Le Portugal veut vendre une collection de 85 œuvres de Miro !
Actualités du droit - Gilles Devers, 24/04/2014
L’argent les fait devenir dingues ! Le gouvernement portugais, pour renflouer ses caisses, s’apprêtait à faire vendre aux enchères une inestimable collection de 85 œuvres de Joan Miro. Heureusement la justice a bloqué l’affaire. Provisoirement…
Ces tableaux, l’Etat les a payés bien chers, lorsqu'en 2008, il a dû nationaliser la banque BPN, qui était en déconfiture, suite à des opérations frauduleuses. Je rappelle en effet, à tous les intoxiqués par la lepenisterie – un syndrome de délabrement du bulbe, qui se soigne par la lecture de 5 pages de Victor Hugo ou d’Emile Zola par jour – que ce ne sont pas les pauvres qui ruinent un pays, mais les banques.

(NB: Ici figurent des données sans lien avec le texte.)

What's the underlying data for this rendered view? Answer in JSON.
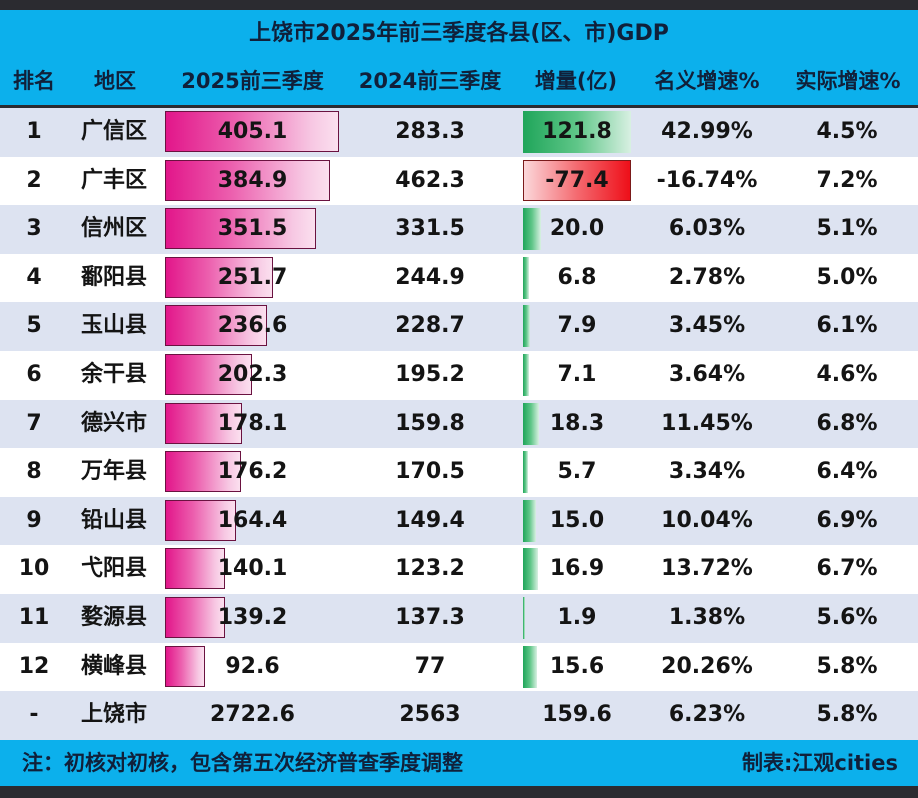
{
  "title": "上饶市2025年前三季度各县(区、市)GDP",
  "columns": {
    "rank": "排名",
    "region": "地区",
    "gdp_2025": "2025前三季度",
    "gdp_2024": "2024前三季度",
    "increase": "增量(亿)",
    "nominal_growth": "名义增速%",
    "real_growth": "实际增速%"
  },
  "rows": [
    {
      "rank": "1",
      "region": "广信区",
      "gdp_2025": "405.1",
      "gdp_2024": "283.3",
      "increase": "121.8",
      "nominal_growth": "42.99%",
      "real_growth": "4.5%"
    },
    {
      "rank": "2",
      "region": "广丰区",
      "gdp_2025": "384.9",
      "gdp_2024": "462.3",
      "increase": "-77.4",
      "nominal_growth": "-16.74%",
      "real_growth": "7.2%"
    },
    {
      "rank": "3",
      "region": "信州区",
      "gdp_2025": "351.5",
      "gdp_2024": "331.5",
      "increase": "20.0",
      "nominal_growth": "6.03%",
      "real_growth": "5.1%"
    },
    {
      "rank": "4",
      "region": "鄱阳县",
      "gdp_2025": "251.7",
      "gdp_2024": "244.9",
      "increase": "6.8",
      "nominal_growth": "2.78%",
      "real_growth": "5.0%"
    },
    {
      "rank": "5",
      "region": "玉山县",
      "gdp_2025": "236.6",
      "gdp_2024": "228.7",
      "increase": "7.9",
      "nominal_growth": "3.45%",
      "real_growth": "6.1%"
    },
    {
      "rank": "6",
      "region": "余干县",
      "gdp_2025": "202.3",
      "gdp_2024": "195.2",
      "increase": "7.1",
      "nominal_growth": "3.64%",
      "real_growth": "4.6%"
    },
    {
      "rank": "7",
      "region": "德兴市",
      "gdp_2025": "178.1",
      "gdp_2024": "159.8",
      "increase": "18.3",
      "nominal_growth": "11.45%",
      "real_growth": "6.8%"
    },
    {
      "rank": "8",
      "region": "万年县",
      "gdp_2025": "176.2",
      "gdp_2024": "170.5",
      "increase": "5.7",
      "nominal_growth": "3.34%",
      "real_growth": "6.4%"
    },
    {
      "rank": "9",
      "region": "铅山县",
      "gdp_2025": "164.4",
      "gdp_2024": "149.4",
      "increase": "15.0",
      "nominal_growth": "10.04%",
      "real_growth": "6.9%"
    },
    {
      "rank": "10",
      "region": "弋阳县",
      "gdp_2025": "140.1",
      "gdp_2024": "123.2",
      "increase": "16.9",
      "nominal_growth": "13.72%",
      "real_growth": "6.7%"
    },
    {
      "rank": "11",
      "region": "婺源县",
      "gdp_2025": "139.2",
      "gdp_2024": "137.3",
      "increase": "1.9",
      "nominal_growth": "1.38%",
      "real_growth": "5.6%"
    },
    {
      "rank": "12",
      "region": "横峰县",
      "gdp_2025": "92.6",
      "gdp_2024": "77",
      "increase": "15.6",
      "nominal_growth": "20.26%",
      "real_growth": "5.8%"
    },
    {
      "rank": "-",
      "region": "上饶市",
      "gdp_2025": "2722.6",
      "gdp_2024": "2563",
      "increase": "159.6",
      "nominal_growth": "6.23%",
      "real_growth": "5.8%"
    }
  ],
  "footer": {
    "note": "注：初核对初核，包含第五次经济普查季度调整",
    "credit": "制表:江观cities"
  },
  "colors": {
    "header_bg": "#0cb0ec",
    "row_alt_bg": "#dde3f1",
    "bar_gdp": "#e2168a",
    "bar_increase_pos": "#1fa55a",
    "bar_increase_neg": "#ee0f19"
  },
  "chart_data": {
    "type": "table",
    "title": "上饶市2025年前三季度各县(区、市)GDP",
    "columns": [
      "排名",
      "地区",
      "2025前三季度",
      "2024前三季度",
      "增量(亿)",
      "名义增速%",
      "实际增速%"
    ],
    "categories": [
      "广信区",
      "广丰区",
      "信州区",
      "鄱阳县",
      "玉山县",
      "余干县",
      "德兴市",
      "万年县",
      "铅山县",
      "弋阳县",
      "婺源县",
      "横峰县"
    ],
    "series": [
      {
        "name": "2025前三季度",
        "values": [
          405.1,
          384.9,
          351.5,
          251.7,
          236.6,
          202.3,
          178.1,
          176.2,
          164.4,
          140.1,
          139.2,
          92.6
        ]
      },
      {
        "name": "2024前三季度",
        "values": [
          283.3,
          462.3,
          331.5,
          244.9,
          228.7,
          195.2,
          159.8,
          170.5,
          149.4,
          123.2,
          137.3,
          77
        ]
      },
      {
        "name": "增量(亿)",
        "values": [
          121.8,
          -77.4,
          20.0,
          6.8,
          7.9,
          7.1,
          18.3,
          5.7,
          15.0,
          16.9,
          1.9,
          15.6
        ]
      },
      {
        "name": "名义增速%",
        "values": [
          42.99,
          -16.74,
          6.03,
          2.78,
          3.45,
          3.64,
          11.45,
          3.34,
          10.04,
          13.72,
          1.38,
          20.26
        ]
      },
      {
        "name": "实际增速%",
        "values": [
          4.5,
          7.2,
          5.1,
          5.0,
          6.1,
          4.6,
          6.8,
          6.4,
          6.9,
          6.7,
          5.6,
          5.8
        ]
      }
    ],
    "total": {
      "region": "上饶市",
      "gdp_2025": 2722.6,
      "gdp_2024": 2563,
      "increase": 159.6,
      "nominal_growth": 6.23,
      "real_growth": 5.8
    },
    "annotations": [
      "注：初核对初核，包含第五次经济普查季度调整",
      "制表:江观cities"
    ]
  }
}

Avec ces 85 peintures, pratiquement inconnues du public car elles relevaient de la propriété privée, le Portugal a de quoi organiser une extraordinaire musée, qui nous donnera une raison de plus d’aller viser ce merveilleux pays.
Oui, mais voilà, la rencontre de l’art et des publics du monde, ce n’est pas le truc du misérable gouvernement de Droite qui applique les bons remèdes du Docteur Barroso : le destin d’un peuple est de s’ajuster sur un taux bancaire. Alors, on vent tout ce qui rapporte du cash : et les pingouins de l’épicerie Christie's faisaient déjà miroiter une rentrée de d’argent de 30 millions d'euros. Une goutte d'eau au regard du budget du Portugal, Non, mais je rêve : bazarder un tel trésor, et le retirer du public pour une grande nuit privée. Des sauvages. Ecoutons Jorge Barreto Xavier, qui fait office de secrétaire d'Etat à la culture : « Ce n'est pas la priorité du Portugal de garder une collection de cette dimension d'un grand peintre espagnol du XXe siècle ». Authentique !
Première à réagir, l'Association portugaise de muséologie : « Une collection des tableaux de Miro est un ensemble artistique générateur de richesse partout dans le monde et a fortiori dans un pays touristique comme le Portugal ». Les députés socialistes ont pris de relais, et saisi le tribunal administratif de Lisbonne en urgence, alors que les tableaux étaient déjà à Londres, dans le garage de Christie's, pour être vendus début février. Le tribunal administratif a estimé qu’il ne pouvait bloquer la vente en urgence, mais il a expliqué qu’il y avait de sérieux débats sur la validité de l’autorisation de sortie des biens. Un argument pris très au sérieux par Christie's, qui doit la sécurité juridique à ses clients sauf à les indemniser : « Les incertitudes judiciaires créées par le différend entre l'Etat et des députés d'opposition au Portugal au sujet de cette vente signifient que nous ne pouvons pas proposer ces œuvres à la vente. Nous avons la responsabilité à l'égard de nos clients de leur transmettre, sans problème aucun, les droits de propriété ». Et hop, les 85 tableaux sont revenus au Portugal. Provisoirement, car les vautours ne lâchent pas comme ça leur proie.
Le gouvernement a donc repris la procédure de sortie des œuvres, à destination de l’épicerie Christie’s, qui avait prévu la vente pour juin. Le premier ministre, Pedro Passos Coelho, a doctement expliqué que les frais d'entretien étaient trop importants... Mais cette fois-ci c’est le Parquet général de la République qui a saisi le Tribunal administratif de Lisbonne dans le cadre d'une procédure en référé « en défense du patrimoine culturel ». Et le Parquet a bloqué la vente.
Ah, un parquet indépendant,… ça vous transforme une justice.